In it Rees bluntly makes the point that: “Ensuring an economically secure and ecologically stable environment for all requires:
1. that rich nations consume less to free up the ecological space needed for justifiable consumption increases in poorer countries (BCSD 1993; Moore and Rees 2013); and
2. that the world implement a universal population management plan designed to reduce the total human population to a level that can be supported indefinitely at a more-than-satisfactory average material standard. This is what it means to ‘live sustainably within the means of nature’ (Rees 2014).”
On the apparent impossibility of amassing the political will necessary, Rees states” ” The problem is that what is politically feasible is often ecologically irrelevant. Effective sustainability policy must be consistent with available scientific evidence; ‘alternative facts’ are mere self-delusion. Failure to implement a global sustainability plan that addresses excess consumption and over-population while ensuring greater social equity may well be fatal to the human prospect. Indeed, adherence to any variant of the status quo promises a future of uncontrollable climate change, plummeting biodiversity, civil disorder, geopolitical turmoil and resource wars.”
Rees’ paper meshes well with one by Samuel Alexander on the possibilities, ways and means of degrowth. From it: “We used to live on a planet that was relatively empty of humans; today it is full to overflowing, with more people consuming more resources. We would need one and a half Earths to sustain the existing economy into the future. Every year this ecological overshoot continues, the foundations of our existence, and that of other species, are undermined.”

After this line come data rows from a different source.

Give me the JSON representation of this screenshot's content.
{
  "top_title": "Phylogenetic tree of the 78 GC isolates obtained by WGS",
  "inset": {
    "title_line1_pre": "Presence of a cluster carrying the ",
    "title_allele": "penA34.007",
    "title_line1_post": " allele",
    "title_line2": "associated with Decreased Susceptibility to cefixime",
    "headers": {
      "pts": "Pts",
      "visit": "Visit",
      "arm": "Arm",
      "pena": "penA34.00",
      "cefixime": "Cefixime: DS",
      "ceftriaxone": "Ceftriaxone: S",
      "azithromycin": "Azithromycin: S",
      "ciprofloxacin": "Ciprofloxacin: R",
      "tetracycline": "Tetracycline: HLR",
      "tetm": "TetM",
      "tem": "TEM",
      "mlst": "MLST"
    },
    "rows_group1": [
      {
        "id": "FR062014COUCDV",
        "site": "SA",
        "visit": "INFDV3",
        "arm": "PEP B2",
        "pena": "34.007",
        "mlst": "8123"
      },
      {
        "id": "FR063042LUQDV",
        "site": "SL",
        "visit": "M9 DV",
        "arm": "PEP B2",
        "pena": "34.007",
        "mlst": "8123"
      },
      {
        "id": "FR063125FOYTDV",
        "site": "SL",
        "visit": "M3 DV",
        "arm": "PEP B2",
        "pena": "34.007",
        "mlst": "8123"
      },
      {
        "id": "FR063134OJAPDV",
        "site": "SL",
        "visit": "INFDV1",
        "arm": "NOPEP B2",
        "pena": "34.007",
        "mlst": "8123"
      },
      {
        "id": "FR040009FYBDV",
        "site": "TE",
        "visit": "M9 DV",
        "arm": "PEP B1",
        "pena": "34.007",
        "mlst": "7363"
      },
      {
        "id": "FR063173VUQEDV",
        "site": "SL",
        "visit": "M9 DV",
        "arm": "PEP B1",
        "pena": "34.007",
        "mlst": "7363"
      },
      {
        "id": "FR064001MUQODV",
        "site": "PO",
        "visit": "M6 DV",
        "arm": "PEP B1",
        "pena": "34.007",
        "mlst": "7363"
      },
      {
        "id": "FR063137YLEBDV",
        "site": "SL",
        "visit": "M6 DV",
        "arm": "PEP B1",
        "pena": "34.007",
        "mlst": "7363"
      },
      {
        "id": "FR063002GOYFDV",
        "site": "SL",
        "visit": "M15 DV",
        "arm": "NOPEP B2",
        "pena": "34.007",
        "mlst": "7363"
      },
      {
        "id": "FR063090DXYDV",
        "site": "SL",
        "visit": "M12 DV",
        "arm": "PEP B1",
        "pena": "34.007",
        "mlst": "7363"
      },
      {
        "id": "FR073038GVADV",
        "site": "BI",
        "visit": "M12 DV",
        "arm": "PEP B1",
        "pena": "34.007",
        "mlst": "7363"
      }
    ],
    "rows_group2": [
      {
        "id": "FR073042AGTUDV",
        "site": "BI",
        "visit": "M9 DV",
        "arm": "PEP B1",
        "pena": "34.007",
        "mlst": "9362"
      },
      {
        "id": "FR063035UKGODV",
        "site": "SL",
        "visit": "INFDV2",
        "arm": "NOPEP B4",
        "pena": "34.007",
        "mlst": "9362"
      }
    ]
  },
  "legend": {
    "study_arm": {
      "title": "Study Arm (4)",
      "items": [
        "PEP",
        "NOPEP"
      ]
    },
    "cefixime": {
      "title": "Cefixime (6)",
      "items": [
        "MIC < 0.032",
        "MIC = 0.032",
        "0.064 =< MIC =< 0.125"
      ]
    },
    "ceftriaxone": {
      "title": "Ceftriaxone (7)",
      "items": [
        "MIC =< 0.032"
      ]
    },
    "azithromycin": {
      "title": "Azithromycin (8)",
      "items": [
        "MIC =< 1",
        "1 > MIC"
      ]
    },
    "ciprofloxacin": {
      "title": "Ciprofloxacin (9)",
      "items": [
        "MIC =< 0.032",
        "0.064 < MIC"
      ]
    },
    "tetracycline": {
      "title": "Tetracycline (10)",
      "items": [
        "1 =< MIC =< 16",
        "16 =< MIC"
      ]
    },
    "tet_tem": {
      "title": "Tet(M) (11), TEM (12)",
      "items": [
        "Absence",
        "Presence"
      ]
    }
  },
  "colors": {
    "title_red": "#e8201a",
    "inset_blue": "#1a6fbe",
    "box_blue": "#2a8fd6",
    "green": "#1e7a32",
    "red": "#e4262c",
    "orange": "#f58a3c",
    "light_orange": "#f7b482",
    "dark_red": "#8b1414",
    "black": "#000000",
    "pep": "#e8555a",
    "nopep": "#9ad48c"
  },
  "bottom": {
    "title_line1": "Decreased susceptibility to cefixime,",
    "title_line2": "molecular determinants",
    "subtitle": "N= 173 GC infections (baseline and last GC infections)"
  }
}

Alexander supports degrowth: “Degrowth, by contrast, would involve embracing what has been termed the “simpler way” – producing and consuming less.
This would be a way of life based on modest material and energy needs but nevertheless rich in other dimensions – a life of frugal abundance. It is about creating an economy based on sufficiency, knowing how much is enough to live well, and discovering that enough is plenty.
We would tend to reduce our working hours in the formal economy in exchange for more home-production and leisure. We would have less income, but more freedom. Thus, in our simplicity, we would be rich.”